Oladipo remains aggressive, but sometimes his assertiveness has backfired. Against Atlanta, he encountered little resistance as he drove to the rim. The problem was, late in the second quarter, Al Horford or Paul Millsap were patroling near the hoop and swatted away two of Oladipo's layup attempts.
When should he attack? When shouldn't he?
Those are a few of the questions he's dealing with now as he begins to play one of the toughest roles at basketball's highest level.
"It's just a learning process, like everything else," Oladipo said.
"I still feel like I can get to the rim. It's just a matter of me finishing now. Again, it's all a learning process."
It helps Oladipo that he's surrounded by teammates who were rookies within the last one, two or three years.
Small forward Maurice Harkless, combo guard Doron Lamb, power forward Andrew Nicholson and center Kyle O'Quinn were rookies last season, and they endured ups and downs throughout 2012-13.
"There's going to be games where you play great and games where you don't play well," Harkless, one of Oladipo's closest friends on the team, told reporters.
"You've just got to stay focused and, through the ups and downs, just stay level-headed and just forget about this one and move on to the next one.
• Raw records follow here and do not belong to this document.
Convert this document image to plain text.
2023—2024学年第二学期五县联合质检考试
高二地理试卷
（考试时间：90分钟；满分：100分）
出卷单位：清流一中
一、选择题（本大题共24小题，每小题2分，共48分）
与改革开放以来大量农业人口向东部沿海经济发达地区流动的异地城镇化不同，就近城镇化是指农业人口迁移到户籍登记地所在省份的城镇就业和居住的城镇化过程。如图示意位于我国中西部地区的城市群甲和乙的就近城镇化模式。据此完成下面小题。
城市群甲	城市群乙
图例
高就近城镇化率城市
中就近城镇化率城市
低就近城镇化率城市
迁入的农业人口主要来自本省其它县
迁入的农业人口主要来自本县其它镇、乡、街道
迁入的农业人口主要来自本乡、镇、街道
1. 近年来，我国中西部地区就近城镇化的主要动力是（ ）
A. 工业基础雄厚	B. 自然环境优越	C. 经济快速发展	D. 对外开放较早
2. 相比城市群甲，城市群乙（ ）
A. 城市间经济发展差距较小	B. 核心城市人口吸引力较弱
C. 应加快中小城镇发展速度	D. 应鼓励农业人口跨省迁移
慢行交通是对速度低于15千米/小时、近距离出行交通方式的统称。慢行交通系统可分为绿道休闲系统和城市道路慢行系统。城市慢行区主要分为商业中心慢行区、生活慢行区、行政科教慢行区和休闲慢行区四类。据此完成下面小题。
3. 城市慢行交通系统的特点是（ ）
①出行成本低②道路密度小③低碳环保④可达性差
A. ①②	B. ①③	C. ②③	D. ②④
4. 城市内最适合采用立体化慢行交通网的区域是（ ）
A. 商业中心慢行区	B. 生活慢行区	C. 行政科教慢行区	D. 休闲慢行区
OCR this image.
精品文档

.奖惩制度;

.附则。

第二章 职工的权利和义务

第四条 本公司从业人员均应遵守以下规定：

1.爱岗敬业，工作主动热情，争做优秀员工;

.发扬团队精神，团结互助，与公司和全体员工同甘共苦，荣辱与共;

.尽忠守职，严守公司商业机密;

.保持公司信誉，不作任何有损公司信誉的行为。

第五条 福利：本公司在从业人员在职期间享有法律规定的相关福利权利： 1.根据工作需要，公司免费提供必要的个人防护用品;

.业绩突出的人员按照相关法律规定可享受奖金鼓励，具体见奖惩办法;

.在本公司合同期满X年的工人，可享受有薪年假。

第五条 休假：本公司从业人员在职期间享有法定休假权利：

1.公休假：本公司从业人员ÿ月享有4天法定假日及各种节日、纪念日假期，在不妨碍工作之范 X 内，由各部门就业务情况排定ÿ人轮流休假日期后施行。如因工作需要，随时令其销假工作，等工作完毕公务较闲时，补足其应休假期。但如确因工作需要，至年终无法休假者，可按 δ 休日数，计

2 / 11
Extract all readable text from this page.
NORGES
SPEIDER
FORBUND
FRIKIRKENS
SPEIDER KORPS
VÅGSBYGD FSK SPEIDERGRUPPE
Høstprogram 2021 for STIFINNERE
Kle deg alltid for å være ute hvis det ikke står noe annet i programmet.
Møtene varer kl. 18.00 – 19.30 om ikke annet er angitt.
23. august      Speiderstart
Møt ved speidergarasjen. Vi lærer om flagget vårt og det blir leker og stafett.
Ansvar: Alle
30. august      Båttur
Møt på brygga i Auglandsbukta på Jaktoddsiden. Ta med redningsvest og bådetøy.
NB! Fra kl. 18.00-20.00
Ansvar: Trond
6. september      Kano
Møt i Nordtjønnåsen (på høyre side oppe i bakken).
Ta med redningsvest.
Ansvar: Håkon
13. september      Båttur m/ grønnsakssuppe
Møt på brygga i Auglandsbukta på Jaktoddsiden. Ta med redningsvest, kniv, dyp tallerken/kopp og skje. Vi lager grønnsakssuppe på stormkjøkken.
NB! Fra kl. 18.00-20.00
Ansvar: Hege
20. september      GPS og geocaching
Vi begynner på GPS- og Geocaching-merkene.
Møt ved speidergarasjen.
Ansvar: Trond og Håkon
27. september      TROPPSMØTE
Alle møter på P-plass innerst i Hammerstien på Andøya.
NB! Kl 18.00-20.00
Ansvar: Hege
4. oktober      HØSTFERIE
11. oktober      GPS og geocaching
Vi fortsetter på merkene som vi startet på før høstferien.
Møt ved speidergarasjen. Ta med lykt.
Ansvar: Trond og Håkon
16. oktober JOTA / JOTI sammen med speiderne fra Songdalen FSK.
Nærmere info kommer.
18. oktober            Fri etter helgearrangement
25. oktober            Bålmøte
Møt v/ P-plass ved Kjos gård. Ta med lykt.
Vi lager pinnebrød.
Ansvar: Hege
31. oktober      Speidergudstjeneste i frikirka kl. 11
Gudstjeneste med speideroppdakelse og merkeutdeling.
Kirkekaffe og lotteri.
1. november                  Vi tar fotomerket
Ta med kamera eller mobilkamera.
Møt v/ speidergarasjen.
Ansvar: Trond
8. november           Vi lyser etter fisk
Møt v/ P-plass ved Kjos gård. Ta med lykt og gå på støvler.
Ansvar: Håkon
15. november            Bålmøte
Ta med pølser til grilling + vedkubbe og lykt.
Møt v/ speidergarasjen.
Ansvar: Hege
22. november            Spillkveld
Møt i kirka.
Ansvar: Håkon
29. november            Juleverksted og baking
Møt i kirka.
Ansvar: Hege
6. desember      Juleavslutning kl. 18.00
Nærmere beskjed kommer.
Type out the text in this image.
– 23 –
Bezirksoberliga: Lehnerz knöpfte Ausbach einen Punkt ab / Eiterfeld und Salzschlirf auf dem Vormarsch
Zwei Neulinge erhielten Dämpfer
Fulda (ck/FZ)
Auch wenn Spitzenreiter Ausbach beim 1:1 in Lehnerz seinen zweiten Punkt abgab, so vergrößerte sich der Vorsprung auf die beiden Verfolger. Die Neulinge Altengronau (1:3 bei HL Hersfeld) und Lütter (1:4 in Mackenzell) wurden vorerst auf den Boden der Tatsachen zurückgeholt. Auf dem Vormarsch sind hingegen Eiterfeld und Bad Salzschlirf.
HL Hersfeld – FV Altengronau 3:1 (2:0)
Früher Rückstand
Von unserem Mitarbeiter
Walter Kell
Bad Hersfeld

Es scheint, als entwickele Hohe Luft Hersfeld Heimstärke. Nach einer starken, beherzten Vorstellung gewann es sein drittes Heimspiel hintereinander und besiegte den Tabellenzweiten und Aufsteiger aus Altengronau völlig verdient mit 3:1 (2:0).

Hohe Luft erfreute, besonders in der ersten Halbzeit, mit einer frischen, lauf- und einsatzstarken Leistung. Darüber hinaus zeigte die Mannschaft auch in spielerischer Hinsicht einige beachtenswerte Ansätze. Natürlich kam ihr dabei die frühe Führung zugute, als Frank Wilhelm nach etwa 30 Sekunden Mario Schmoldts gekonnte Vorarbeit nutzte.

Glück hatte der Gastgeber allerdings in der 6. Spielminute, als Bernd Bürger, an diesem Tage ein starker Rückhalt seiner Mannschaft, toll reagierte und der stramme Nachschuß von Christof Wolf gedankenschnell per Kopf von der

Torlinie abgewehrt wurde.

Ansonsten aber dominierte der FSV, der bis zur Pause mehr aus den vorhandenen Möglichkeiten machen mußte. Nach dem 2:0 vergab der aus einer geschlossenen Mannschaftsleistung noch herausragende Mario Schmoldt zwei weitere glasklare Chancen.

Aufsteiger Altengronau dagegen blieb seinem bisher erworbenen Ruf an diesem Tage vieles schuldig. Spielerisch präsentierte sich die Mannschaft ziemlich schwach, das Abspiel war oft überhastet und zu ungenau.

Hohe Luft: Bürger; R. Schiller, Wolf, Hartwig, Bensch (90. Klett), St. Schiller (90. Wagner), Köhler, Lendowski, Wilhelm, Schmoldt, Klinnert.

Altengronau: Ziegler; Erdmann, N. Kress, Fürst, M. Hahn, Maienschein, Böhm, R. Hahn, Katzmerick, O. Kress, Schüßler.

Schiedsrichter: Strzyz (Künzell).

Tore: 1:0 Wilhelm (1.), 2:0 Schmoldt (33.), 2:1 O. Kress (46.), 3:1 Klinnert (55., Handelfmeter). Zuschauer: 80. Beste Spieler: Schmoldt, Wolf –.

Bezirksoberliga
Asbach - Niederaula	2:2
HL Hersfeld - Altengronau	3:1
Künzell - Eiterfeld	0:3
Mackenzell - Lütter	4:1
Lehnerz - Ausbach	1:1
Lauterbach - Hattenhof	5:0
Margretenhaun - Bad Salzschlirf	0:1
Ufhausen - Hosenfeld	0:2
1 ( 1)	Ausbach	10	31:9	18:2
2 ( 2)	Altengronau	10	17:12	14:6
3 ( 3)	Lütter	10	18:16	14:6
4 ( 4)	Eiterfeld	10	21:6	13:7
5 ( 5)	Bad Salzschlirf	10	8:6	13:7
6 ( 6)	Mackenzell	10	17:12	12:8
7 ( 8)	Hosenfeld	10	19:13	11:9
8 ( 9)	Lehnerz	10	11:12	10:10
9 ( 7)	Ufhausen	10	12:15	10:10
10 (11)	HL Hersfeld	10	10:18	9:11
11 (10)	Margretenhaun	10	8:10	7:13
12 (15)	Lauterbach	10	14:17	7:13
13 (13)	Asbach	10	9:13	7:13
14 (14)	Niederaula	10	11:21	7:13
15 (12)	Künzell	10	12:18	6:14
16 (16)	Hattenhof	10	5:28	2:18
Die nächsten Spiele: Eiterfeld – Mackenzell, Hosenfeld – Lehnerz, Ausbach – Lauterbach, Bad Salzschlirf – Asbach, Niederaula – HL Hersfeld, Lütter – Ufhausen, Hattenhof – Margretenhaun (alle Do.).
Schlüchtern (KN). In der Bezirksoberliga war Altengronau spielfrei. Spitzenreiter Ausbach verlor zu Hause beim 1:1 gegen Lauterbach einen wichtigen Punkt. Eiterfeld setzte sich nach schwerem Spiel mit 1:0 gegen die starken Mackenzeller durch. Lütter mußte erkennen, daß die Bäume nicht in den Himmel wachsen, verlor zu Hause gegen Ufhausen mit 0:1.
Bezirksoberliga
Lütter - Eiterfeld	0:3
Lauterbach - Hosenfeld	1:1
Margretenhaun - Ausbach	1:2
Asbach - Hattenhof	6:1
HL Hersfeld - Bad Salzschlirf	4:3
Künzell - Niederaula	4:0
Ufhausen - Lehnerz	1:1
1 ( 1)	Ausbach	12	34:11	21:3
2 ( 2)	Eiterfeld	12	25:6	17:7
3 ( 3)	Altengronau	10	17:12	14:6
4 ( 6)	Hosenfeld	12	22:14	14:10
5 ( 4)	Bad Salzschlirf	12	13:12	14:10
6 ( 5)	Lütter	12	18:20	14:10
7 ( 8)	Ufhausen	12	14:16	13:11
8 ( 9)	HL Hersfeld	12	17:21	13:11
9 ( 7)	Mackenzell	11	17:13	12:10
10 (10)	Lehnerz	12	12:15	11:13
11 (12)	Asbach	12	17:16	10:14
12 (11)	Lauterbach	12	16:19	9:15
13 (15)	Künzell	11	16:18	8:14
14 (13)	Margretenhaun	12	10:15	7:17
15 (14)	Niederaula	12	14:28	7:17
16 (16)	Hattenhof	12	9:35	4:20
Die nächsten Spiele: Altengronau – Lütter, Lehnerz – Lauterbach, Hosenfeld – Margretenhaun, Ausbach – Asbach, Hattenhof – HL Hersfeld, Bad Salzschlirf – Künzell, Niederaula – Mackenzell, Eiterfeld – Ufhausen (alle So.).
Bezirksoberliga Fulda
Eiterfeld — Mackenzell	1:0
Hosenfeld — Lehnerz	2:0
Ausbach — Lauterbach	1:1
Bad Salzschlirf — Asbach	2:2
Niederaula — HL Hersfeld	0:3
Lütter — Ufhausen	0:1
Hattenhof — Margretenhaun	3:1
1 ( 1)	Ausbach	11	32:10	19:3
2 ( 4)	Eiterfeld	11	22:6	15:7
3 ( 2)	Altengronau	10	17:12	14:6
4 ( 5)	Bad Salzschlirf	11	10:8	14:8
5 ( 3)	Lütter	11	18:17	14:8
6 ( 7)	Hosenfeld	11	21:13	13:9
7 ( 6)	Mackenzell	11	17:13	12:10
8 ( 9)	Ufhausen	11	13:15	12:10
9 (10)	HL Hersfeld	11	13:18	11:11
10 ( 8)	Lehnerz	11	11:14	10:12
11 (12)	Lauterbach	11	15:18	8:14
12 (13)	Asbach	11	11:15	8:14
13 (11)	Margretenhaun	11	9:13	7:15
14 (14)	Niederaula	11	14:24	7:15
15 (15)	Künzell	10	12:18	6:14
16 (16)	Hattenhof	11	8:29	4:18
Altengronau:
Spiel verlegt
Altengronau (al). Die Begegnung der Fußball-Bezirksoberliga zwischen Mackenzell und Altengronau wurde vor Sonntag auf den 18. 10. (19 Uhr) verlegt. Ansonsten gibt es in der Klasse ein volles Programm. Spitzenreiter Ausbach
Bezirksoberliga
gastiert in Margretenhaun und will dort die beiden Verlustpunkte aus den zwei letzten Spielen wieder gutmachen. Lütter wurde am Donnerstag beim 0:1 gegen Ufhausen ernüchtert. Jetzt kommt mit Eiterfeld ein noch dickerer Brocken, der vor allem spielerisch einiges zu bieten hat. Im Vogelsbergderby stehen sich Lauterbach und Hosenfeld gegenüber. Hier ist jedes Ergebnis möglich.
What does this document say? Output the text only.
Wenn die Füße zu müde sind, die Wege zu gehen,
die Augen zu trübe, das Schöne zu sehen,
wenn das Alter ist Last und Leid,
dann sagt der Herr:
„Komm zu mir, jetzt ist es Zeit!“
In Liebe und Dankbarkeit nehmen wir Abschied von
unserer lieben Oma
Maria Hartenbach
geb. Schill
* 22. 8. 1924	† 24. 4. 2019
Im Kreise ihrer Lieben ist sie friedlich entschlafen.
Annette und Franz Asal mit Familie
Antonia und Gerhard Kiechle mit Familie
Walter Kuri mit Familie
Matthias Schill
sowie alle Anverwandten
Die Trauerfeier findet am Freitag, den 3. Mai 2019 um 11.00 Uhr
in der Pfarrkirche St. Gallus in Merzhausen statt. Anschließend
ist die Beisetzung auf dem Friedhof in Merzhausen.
You've got to have a next-game mentality."
On Monday night, Oladipo will face another challenge.
Celtics guard Avery Bradley excels as an on-ball defender, and Bradley twice picked Oladipo's pocket during the fourth quarter when the teams faced each other on Friday.
Oladipo said he expects more pressure from the Celtics on Monday night.
"That's part of the growing process of transitioning to a ball-handler a little bit," Magic shooting guard Arron Afflalo said. "When you have playmaking responsibility, teams are going to be well aware of that. They're going to try to take you out of your rhythm. The more experience he gets, I think the better he'll become."
"I've just got a good feeling he'll be ready to play. I'll make sure I put a little bug in his ear, and he'll come out ready to play."